Less is more in strata law reform

To mark the 50th anniversary this year of the first strata title laws in this country, I am presently reading, ‘Strata Titles’, Rath Grimes and Moore, 1962. It is a handbook about The Conveyancing (Strata Titles) Act 1961.

The foreword by his Honour B.P. Macfarlan begins:

‘The dynamic growth of Sydney in recent years has created many problems. Not the least of these has been the demand for increased domestic and professional accommodation in the city and inner suburbs.’

The insurance provisions contain three sections; one about the duty to insure the whole building, another about mortgagors interests and a third about applying the proceeds in the event of destruction. The note says this is perhaps the most difficult section with which the Act was required to deal.

Queensland now has no fewer than 25 sections of its laws to do the same job, New South Wales, 20, Victoria, 13 and ACT, 11.
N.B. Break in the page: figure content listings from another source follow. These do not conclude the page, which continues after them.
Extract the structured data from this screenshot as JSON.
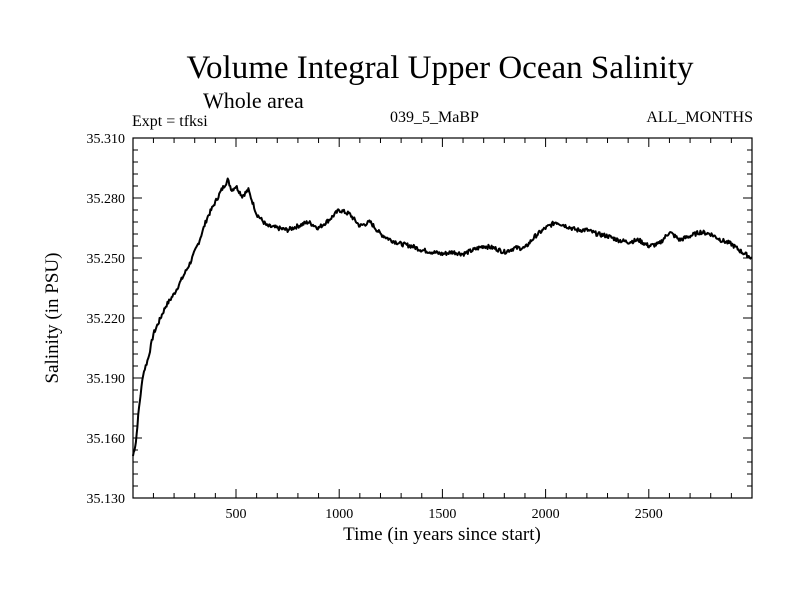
{
  "chart_data": {
    "type": "line",
    "title": "Volume Integral Upper Ocean Salinity",
    "subtitle": "Whole area",
    "left_label": "Expt = tfksi",
    "center_label": "039_5_MaBP",
    "right_label": "ALL_MONTHS",
    "xlabel": "Time (in years since start)",
    "ylabel": "Salinity (in PSU)",
    "xlim": [
      1,
      3000
    ],
    "ylim": [
      35.13,
      35.31
    ],
    "x_ticks": [
      500,
      1000,
      1500,
      2000,
      2500
    ],
    "x_tick_labels": [
      "500",
      "1000",
      "1500",
      "2000",
      "2500"
    ],
    "y_ticks": [
      35.13,
      35.16,
      35.19,
      35.22,
      35.25,
      35.28,
      35.31
    ],
    "y_tick_labels": [
      "35.130",
      "35.160",
      "35.190",
      "35.220",
      "35.250",
      "35.280",
      "35.310"
    ],
    "series": [
      {
        "name": "Salinity",
        "x": [
          1,
          15,
          30,
          50,
          75,
          100,
          130,
          160,
          200,
          240,
          280,
          320,
          360,
          400,
          430,
          460,
          480,
          500,
          530,
          560,
          600,
          650,
          700,
          750,
          800,
          850,
          900,
          950,
          1000,
          1050,
          1100,
          1150,
          1200,
          1250,
          1300,
          1350,
          1400,
          1450,
          1500,
          1550,
          1600,
          1650,
          1700,
          1750,
          1800,
          1850,
          1900,
          1950,
          2000,
          2050,
          2100,
          2150,
          2200,
          2250,
          2300,
          2350,
          2400,
          2450,
          2500,
          2550,
          2600,
          2650,
          2700,
          2750,
          2800,
          2850,
          2900,
          2950,
          3000
        ],
        "values": [
          35.151,
          35.158,
          35.175,
          35.192,
          35.2,
          35.212,
          35.219,
          35.226,
          35.232,
          35.24,
          35.248,
          35.258,
          35.27,
          35.278,
          35.284,
          35.289,
          35.284,
          35.286,
          35.281,
          35.284,
          35.272,
          35.266,
          35.265,
          35.264,
          35.266,
          35.268,
          35.265,
          35.269,
          35.274,
          35.272,
          35.266,
          35.268,
          35.262,
          35.259,
          35.257,
          35.256,
          35.254,
          35.253,
          35.252,
          35.253,
          35.252,
          35.254,
          35.256,
          35.255,
          35.253,
          35.255,
          35.255,
          35.261,
          35.265,
          35.268,
          35.266,
          35.264,
          35.264,
          35.262,
          35.261,
          35.259,
          35.258,
          35.259,
          35.256,
          35.257,
          35.263,
          35.259,
          35.261,
          35.263,
          35.262,
          35.259,
          35.257,
          35.253,
          35.25
        ]
      }
    ],
    "grid": false,
    "line_color": "#000000"
  }
}
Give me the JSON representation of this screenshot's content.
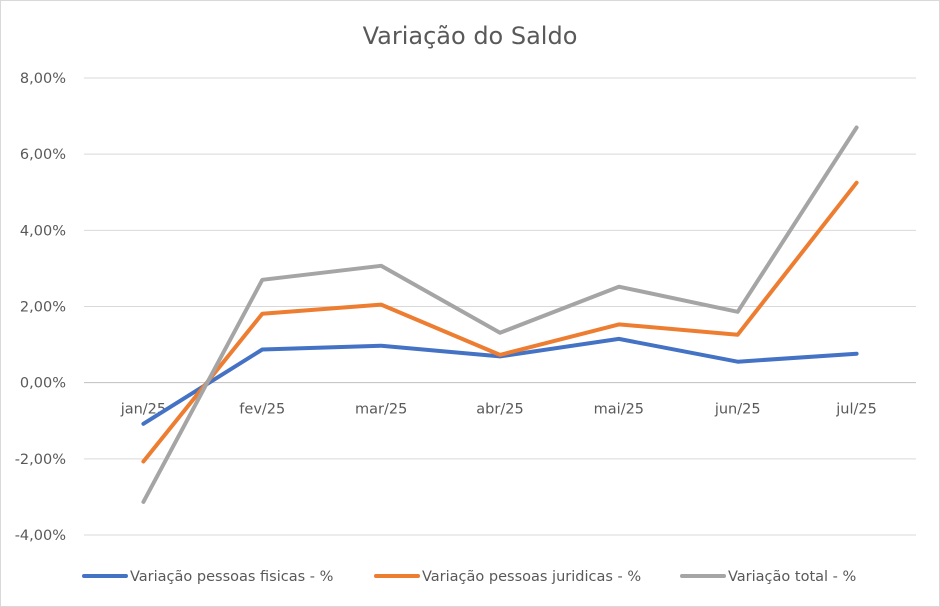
{
  "chart_data": {
    "type": "line",
    "title": "Variação do Saldo",
    "xlabel": "",
    "ylabel": "",
    "categories": [
      "jan/25",
      "fev/25",
      "mar/25",
      "abr/25",
      "mai/25",
      "jun/25",
      "jul/25"
    ],
    "ylim": [
      -0.04,
      0.08
    ],
    "yticks": [
      -0.04,
      -0.02,
      0.0,
      0.02,
      0.04,
      0.06,
      0.08
    ],
    "ytick_labels": [
      "-4,00%",
      "-2,00%",
      "0,00%",
      "2,00%",
      "4,00%",
      "6,00%",
      "8,00%"
    ],
    "grid": true,
    "legend_position": "bottom",
    "series": [
      {
        "name": "Variação pessoas fisicas - %",
        "color": "#4472C4",
        "values": [
          -0.0108,
          0.0087,
          0.0097,
          0.0069,
          0.0115,
          0.0055,
          0.0076
        ]
      },
      {
        "name": "Variação pessoas juridicas - %",
        "color": "#ED7D31",
        "values": [
          -0.0207,
          0.0181,
          0.0205,
          0.0073,
          0.0153,
          0.0126,
          0.0525
        ]
      },
      {
        "name": "Variação total - %",
        "color": "#A5A5A5",
        "values": [
          -0.0313,
          0.027,
          0.0307,
          0.0131,
          0.0252,
          0.0186,
          0.067
        ]
      }
    ]
  }
}
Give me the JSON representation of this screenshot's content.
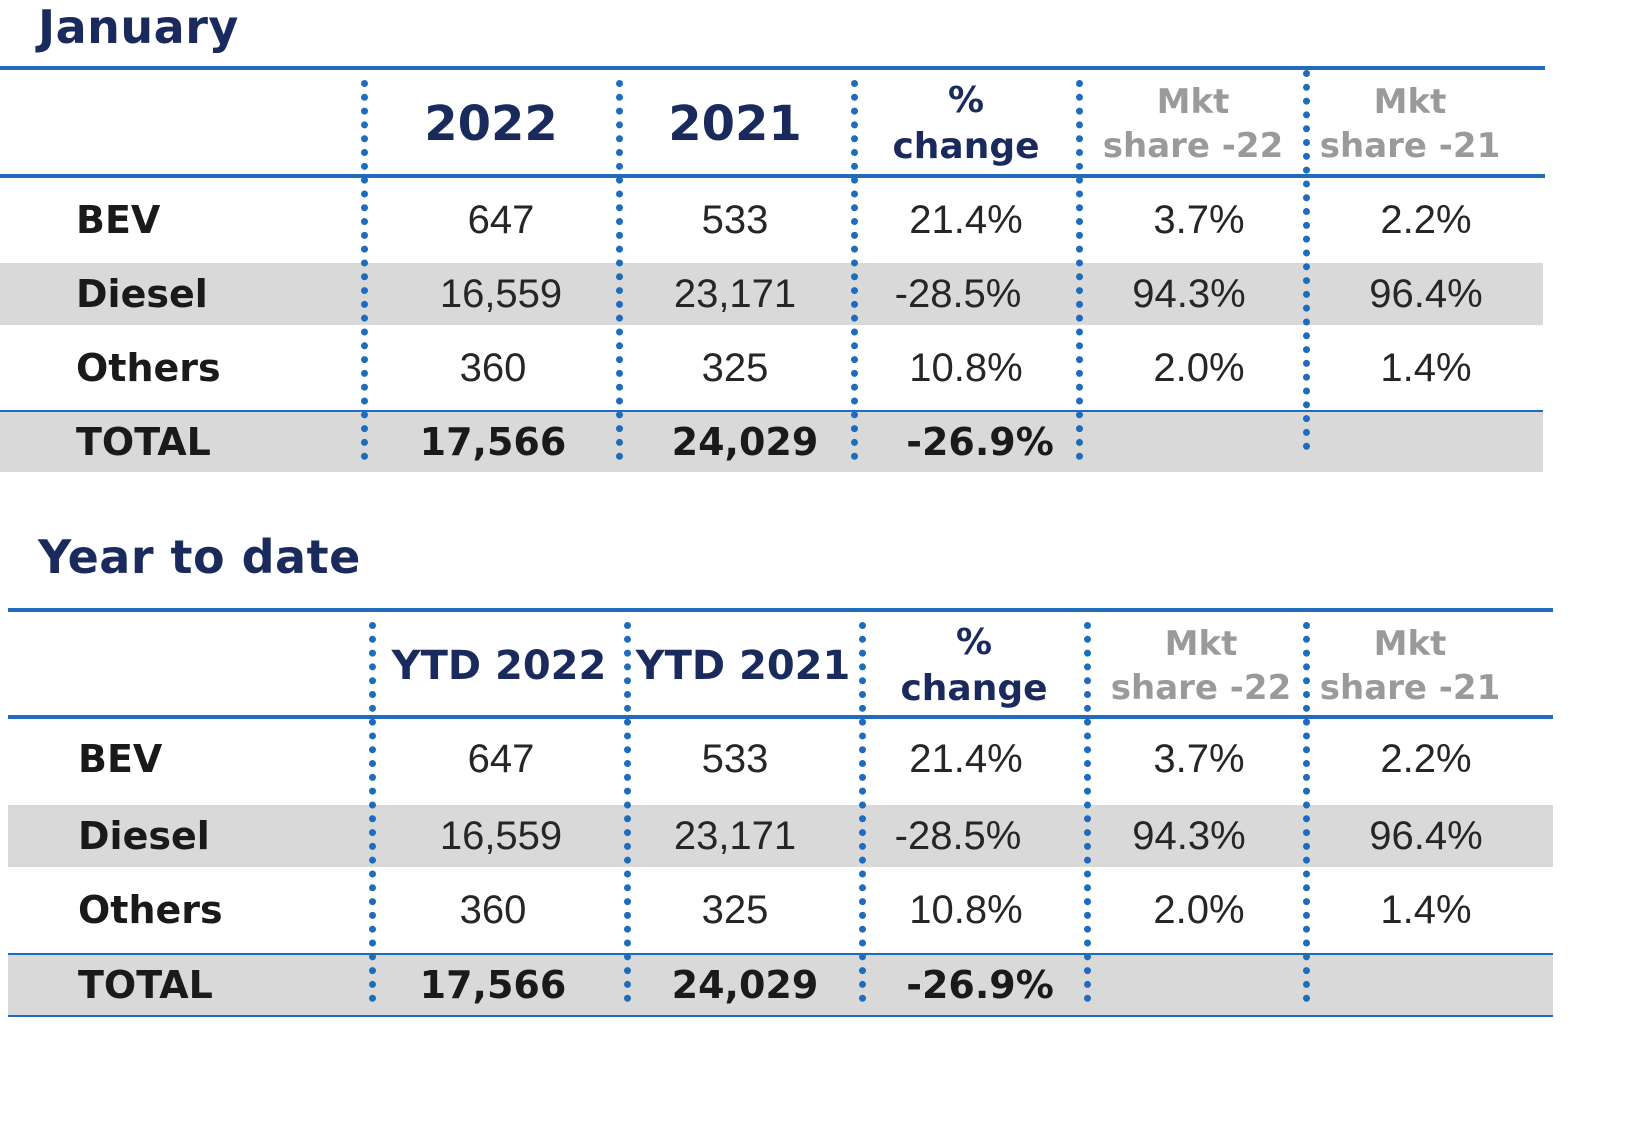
{
  "chart_data": [
    {
      "type": "table",
      "title": "January",
      "columns": [
        "",
        "2022",
        "2021",
        "% change",
        "Mkt share -22",
        "Mkt share -21"
      ],
      "header": {
        "col1": "2022",
        "col2": "2021",
        "pct_line1": "%",
        "pct_line2": "change",
        "mkt22_line1": "Mkt",
        "mkt22_line2": "share -22",
        "mkt21_line1": "Mkt",
        "mkt21_line2": "share -21"
      },
      "rows": [
        {
          "label": "BEV",
          "v1": "647",
          "v2": "533",
          "pct": "21.4%",
          "s22": "3.7%",
          "s21": "2.2%"
        },
        {
          "label": "Diesel",
          "v1": "16,559",
          "v2": "23,171",
          "pct": "-28.5%",
          "s22": "94.3%",
          "s21": "96.4%"
        },
        {
          "label": "Others",
          "v1": "360",
          "v2": "325",
          "pct": "10.8%",
          "s22": "2.0%",
          "s21": "1.4%"
        }
      ],
      "total": {
        "label": "TOTAL",
        "v1": "17,566",
        "v2": "24,029",
        "pct": "-26.9%",
        "s22": "",
        "s21": ""
      }
    },
    {
      "type": "table",
      "title": "Year to date",
      "columns": [
        "",
        "YTD 2022",
        "YTD 2021",
        "% change",
        "Mkt share -22",
        "Mkt share -21"
      ],
      "header": {
        "col1": "YTD 2022",
        "col2": "YTD 2021",
        "pct_line1": "%",
        "pct_line2": "change",
        "mkt22_line1": "Mkt",
        "mkt22_line2": "share -22",
        "mkt21_line1": "Mkt",
        "mkt21_line2": "share -21"
      },
      "rows": [
        {
          "label": "BEV",
          "v1": "647",
          "v2": "533",
          "pct": "21.4%",
          "s22": "3.7%",
          "s21": "2.2%"
        },
        {
          "label": "Diesel",
          "v1": "16,559",
          "v2": "23,171",
          "pct": "-28.5%",
          "s22": "94.3%",
          "s21": "96.4%"
        },
        {
          "label": "Others",
          "v1": "360",
          "v2": "325",
          "pct": "10.8%",
          "s22": "2.0%",
          "s21": "1.4%"
        }
      ],
      "total": {
        "label": "TOTAL",
        "v1": "17,566",
        "v2": "24,029",
        "pct": "-26.9%",
        "s22": "",
        "s21": ""
      }
    }
  ],
  "colors": {
    "rule": "#1f6bbd",
    "title": "#1b2a5c",
    "header_muted": "#9a9a9a",
    "shade": "#d9d9d9"
  }
}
Other than requiring valuations at least every 5 years and the laudable Queensland practice of compelling disclosure of insurance details at each AGM, the reforms of the last 50 years are unnecessary. They complicate the very simple proposition that the whole building must be insured for the collective good for no discernible benefit. Indeed by trying too hard, for example in Queensland by allowing for adjustments of premium contributions for different use, the reforms promote disputation.

Even the two reforms that seem like good ideas didn’t need legislation. The first statutory obligations for strata required replacement value insurance. Common sense and the fear of lawsuit for underinsurance should be incentive enough for regular valuations and disclosure at the AGM costs nothing and promotes continual awareness of joint ownership rights and responsibilities.

More laws equal less responsibility. Join me in the fight against unnecessary law reform.